Electronics giant NEC next year will reportedly begin to market a computer disk system that will hold 5.2GB of data, a storage capacity that exceeds the capacity of two other proposed storage technologies, including DVD technology.
The revelation of NEC's storage strategy, reported by Japan's Nihon Keizai Shimbun business daily, is the second blow to the DVD-RAM effort this week. Sony, Hewlett-Packard, and Phillips Electronics have effectively abandoned the DVD-RAM effort in announcing that they would head a coalition aimed at creating a competing storage technology. (See related story)

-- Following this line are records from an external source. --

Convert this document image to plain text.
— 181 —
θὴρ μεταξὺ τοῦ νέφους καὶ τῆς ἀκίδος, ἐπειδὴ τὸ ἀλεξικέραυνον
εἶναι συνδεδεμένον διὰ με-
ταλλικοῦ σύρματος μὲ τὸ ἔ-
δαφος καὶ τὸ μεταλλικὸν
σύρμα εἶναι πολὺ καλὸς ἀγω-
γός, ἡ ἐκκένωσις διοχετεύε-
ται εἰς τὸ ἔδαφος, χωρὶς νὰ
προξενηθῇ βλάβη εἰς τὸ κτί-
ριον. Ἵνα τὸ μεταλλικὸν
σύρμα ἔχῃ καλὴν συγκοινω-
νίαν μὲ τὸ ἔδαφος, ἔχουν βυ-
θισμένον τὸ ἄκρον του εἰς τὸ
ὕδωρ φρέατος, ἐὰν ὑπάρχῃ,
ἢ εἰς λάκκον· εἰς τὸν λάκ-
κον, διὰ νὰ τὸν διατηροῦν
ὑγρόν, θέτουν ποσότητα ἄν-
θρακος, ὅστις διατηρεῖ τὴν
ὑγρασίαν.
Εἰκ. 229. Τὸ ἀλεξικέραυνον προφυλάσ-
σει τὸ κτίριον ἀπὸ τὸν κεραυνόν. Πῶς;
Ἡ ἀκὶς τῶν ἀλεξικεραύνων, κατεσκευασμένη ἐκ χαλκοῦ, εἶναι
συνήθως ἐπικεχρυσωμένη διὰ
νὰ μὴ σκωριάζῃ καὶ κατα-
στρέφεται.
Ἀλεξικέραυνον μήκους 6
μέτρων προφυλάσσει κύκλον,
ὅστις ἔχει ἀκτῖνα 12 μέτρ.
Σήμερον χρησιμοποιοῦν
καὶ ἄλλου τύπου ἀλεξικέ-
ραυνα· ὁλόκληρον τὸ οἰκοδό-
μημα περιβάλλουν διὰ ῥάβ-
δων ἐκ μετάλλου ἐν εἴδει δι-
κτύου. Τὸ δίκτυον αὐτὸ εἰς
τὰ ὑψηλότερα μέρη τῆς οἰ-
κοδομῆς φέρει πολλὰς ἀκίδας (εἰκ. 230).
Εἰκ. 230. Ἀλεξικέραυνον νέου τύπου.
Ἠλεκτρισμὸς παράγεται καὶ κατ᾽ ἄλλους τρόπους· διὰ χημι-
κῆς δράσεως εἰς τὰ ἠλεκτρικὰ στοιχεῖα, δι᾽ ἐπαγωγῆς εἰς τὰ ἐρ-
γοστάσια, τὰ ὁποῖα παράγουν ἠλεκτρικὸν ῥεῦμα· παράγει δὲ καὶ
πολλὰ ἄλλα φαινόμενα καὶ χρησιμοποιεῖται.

DVD-RAM technology is supposed to allow users to record, erase, and re-record on the same piece of media. Current DVD products only allow users to play back information. Both DVD-RAM and the Sony technology will eventually be promoted as the basis for hard drives and disks in computers. Presumably, the NEC technology will be used the same way.

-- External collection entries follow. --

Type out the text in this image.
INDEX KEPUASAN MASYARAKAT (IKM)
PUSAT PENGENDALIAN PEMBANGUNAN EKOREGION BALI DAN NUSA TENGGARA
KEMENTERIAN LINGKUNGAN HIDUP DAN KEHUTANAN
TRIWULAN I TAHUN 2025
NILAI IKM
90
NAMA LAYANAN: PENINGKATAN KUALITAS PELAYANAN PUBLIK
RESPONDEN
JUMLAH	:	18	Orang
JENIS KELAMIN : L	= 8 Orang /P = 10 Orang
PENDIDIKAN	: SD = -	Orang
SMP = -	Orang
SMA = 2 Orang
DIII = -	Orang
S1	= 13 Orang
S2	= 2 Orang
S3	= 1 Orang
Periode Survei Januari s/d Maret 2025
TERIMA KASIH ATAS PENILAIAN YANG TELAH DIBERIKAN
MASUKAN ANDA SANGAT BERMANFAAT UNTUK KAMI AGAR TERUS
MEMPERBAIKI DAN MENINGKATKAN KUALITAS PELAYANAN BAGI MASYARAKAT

The 5.2GB disk capacity of NEC's proposed system will hold the equivalent of two hours of full-motion video, according to the Nihon Keizai Shimbun. The NEC system will reportedly be based on magneto-optical technology.
That capacity exceeds both the proposed capacity of DVD-RAM technology and the as-yet unnamed Sony technology. DVD-RAM discs are expected to have a capacity of 2.6GB, while the Sony technology will have a capacity of 3GB, Sony spokesman Rick Clancy said.
Industry observers earlier said that the Sony effort worried them because a new format would delay the introduction of recordable DVD drives.
"When the DVD-RAM specification was finalized by the DVD Forum in April, there was some speculation that Philips and Sony were disgruntled because they favored a different method for reading data. I wouldn't be surprised if they think that their technology is as good [as the approved technology] and that they can make more money using their technology," said Tom O'Reilly, editor and senior analyst for the DVD Report, an industry trade publication.
"Two formats that are incompatible isn't good news for the industry in general. It will cause more problems for the users, [who have] another choice to make, another source of confusion. It's not helping the DVD cause," O'Reilly said.